Wattpad is interesting because of what it is rather than how well its TTS works. Millions of free stories — romance, fantasy, fanfiction, thriller, horror, things that defy categorization. Community-written. Some of it is rough. Some of it is genuinely excellent and has gone on to become published bestsellers. Wattpad itself does not have built-in text-to-speech. What it does have is cleanly formatted text that works well with your phone's accessibility TTS. On iOS, Speak Screen reads Wattpad chapters smoothly. On Android, Select to Speak handles it paragraph by paragraph. The experience is identical to using accessibility TTS on any other app — it works, it's free, and the app hasn't done anything special to enable or enhance it. What Wattpad has done special is give you an infinite library of free fiction. Pair that with TTS and you have a free audiobook machine that never runs out of content. The quality variance is enormous — I've heard Speak Screen dutifully read aloud a chapter that misspelled the protagonist's name three different ways — but for the price of zero dollars, I'm not complaining.
Something I want to be honest about. There's a real difference between apps that have native, thoughtfully designed TTS — a play button in the interface, highlighting that follows the narration, controls for speed and voice — and apps that merely don't prevent your phone's accessibility features from working. Apple Books, Google Play Books, Kindle, Libby, and Wattpad all fall into the second category. They work with TTS. They don't support TTS. If you read a lot of ePubs, our ePub audio reader page walks through the best options, and you can also browse our free audiobook library for titles that already have narration. The distinction matters because the experience of using accessibility TTS is functional but clunky. You're fighting the interface a little bit. There's no highlighting in the book itself. Page turns sometimes interrupt the reading. It reads UI elements you don't want read. Moon+ Reader, ReadEra, and CastReader fall into the first category — TTS is a first-class feature, designed into the product, with controls and highlighting and auto-scrolling.

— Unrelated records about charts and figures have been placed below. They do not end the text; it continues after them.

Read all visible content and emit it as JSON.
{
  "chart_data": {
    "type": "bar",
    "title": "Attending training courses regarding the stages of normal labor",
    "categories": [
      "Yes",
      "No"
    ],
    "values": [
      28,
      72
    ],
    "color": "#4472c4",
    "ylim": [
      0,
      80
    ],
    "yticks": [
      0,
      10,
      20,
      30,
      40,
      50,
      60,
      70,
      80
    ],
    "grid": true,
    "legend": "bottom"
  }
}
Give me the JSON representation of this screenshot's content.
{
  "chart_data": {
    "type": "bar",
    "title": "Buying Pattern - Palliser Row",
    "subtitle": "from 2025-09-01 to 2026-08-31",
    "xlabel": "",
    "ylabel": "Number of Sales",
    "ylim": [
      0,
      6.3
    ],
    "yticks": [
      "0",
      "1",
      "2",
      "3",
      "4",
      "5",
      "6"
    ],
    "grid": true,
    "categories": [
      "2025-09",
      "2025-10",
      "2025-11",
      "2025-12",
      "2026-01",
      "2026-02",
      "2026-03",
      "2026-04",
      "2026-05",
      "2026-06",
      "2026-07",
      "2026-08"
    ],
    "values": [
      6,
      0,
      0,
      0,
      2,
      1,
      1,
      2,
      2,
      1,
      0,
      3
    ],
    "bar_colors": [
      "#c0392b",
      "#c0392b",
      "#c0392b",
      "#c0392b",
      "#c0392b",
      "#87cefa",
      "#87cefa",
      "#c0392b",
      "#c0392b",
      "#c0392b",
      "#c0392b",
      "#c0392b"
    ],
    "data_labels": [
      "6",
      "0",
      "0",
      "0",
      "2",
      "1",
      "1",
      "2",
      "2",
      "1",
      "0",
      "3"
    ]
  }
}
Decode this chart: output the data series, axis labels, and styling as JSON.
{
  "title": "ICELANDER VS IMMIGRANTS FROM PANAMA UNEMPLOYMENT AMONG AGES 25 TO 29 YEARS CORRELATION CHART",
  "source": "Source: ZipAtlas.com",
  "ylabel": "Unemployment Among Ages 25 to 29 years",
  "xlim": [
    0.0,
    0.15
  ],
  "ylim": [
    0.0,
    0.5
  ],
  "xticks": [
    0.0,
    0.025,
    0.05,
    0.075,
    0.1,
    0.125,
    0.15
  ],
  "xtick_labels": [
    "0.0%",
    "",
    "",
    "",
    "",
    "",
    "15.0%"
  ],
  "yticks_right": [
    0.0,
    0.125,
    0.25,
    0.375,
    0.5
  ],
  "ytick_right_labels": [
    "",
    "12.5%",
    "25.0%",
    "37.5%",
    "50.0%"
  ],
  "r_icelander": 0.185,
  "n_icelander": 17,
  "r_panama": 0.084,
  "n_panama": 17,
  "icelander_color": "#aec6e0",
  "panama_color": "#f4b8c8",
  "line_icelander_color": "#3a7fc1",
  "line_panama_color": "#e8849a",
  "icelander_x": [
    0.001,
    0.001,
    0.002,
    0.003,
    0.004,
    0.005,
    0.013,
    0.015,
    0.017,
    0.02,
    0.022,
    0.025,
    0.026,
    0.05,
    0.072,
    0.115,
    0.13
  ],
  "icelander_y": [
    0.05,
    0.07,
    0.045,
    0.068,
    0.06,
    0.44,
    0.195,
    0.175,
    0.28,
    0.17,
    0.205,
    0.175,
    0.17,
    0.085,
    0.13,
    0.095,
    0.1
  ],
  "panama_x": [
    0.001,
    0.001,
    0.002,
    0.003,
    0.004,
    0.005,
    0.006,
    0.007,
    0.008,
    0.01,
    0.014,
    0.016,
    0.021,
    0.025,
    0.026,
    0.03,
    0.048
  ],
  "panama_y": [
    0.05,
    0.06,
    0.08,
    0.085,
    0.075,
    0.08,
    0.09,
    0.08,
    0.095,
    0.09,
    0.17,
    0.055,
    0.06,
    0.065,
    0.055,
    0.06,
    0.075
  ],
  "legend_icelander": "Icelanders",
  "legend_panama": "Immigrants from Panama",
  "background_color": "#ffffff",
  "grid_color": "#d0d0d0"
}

So what do I actually use? Daily? CastReader for web articles and newsletters because that's where most of my reading happens and I want the highlighting on the actual page. Moon+ Reader for ePubs on my Android tablet. Libby for borrowing books I'd otherwise buy. Apple Books with Speak Screen when I'm on my iPad and feeling lazy. That combination covers everything I read, costs nothing, and has eliminated probably 80% of my "I'll read that later" guilt. If you're curious about TTS for manga and comics, that's a whole different challenge — images with text, speech bubbles, reading order — worth exploring separately.
Forty-three unread Kindle books. I'm down to thirty-one now. Not by reading faster. By listening while I live the rest of my life. The books were always free. The voices were always there. I just didn't know to press play.